I’ve heard about HFT people using Java for workloads where micro optimization is needed.
To be frank, I just never understood it. From what I’ve seen heard/you have to write the code in such a way that makes it look clumsy and incompatible with pretty much any third party dependencies out there.
And at that point, why are you even using Java? Surely you could use C, C++, or any variety of popular or unpopular languages that would be more fitting and ergonomic (sorry but as a language Java just feels inferior to C# even). The biggest swelling point of Java is the ecosystem, and you can’t even really use that.
But on Java specifically: every Java object still has a 24-byte overhead. How doesn't that thrash your cache?

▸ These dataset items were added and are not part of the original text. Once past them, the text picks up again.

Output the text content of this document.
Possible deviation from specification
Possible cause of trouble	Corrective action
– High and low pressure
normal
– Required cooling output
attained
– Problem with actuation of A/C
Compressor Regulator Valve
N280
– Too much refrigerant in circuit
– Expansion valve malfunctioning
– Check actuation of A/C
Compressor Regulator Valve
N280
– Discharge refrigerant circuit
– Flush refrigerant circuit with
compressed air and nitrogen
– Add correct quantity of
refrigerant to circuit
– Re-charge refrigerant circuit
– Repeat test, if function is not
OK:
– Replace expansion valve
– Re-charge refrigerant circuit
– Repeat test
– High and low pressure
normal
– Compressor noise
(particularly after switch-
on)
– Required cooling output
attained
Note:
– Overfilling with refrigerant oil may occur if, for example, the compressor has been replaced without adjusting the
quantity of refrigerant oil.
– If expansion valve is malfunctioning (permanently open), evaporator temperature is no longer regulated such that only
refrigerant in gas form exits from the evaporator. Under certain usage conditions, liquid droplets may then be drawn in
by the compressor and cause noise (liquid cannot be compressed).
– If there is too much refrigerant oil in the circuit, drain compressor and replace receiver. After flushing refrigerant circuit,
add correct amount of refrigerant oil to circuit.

The advice on avoiding allocations in Java also results in terrible code. For example, in math libraries, you'll often see void Add(Vector3 a, Vector3 b, Vector3 our) as opposed to the more natural Vector3 Add(Vector3 a, Vector3 b). There you go, function composition goes out the window and the resulting code is garbage to read and write. Not even C is that bad; the compiler will optimize the temporaries away. So you end up with Java that is worse than a low-level imperative language.
And, as far as I know, the best GC for Java still incurs no less than 1ms pauses? I think the stock ones are as bad as 10ms. How anyone does low-latency anything in Java then boggles my mind.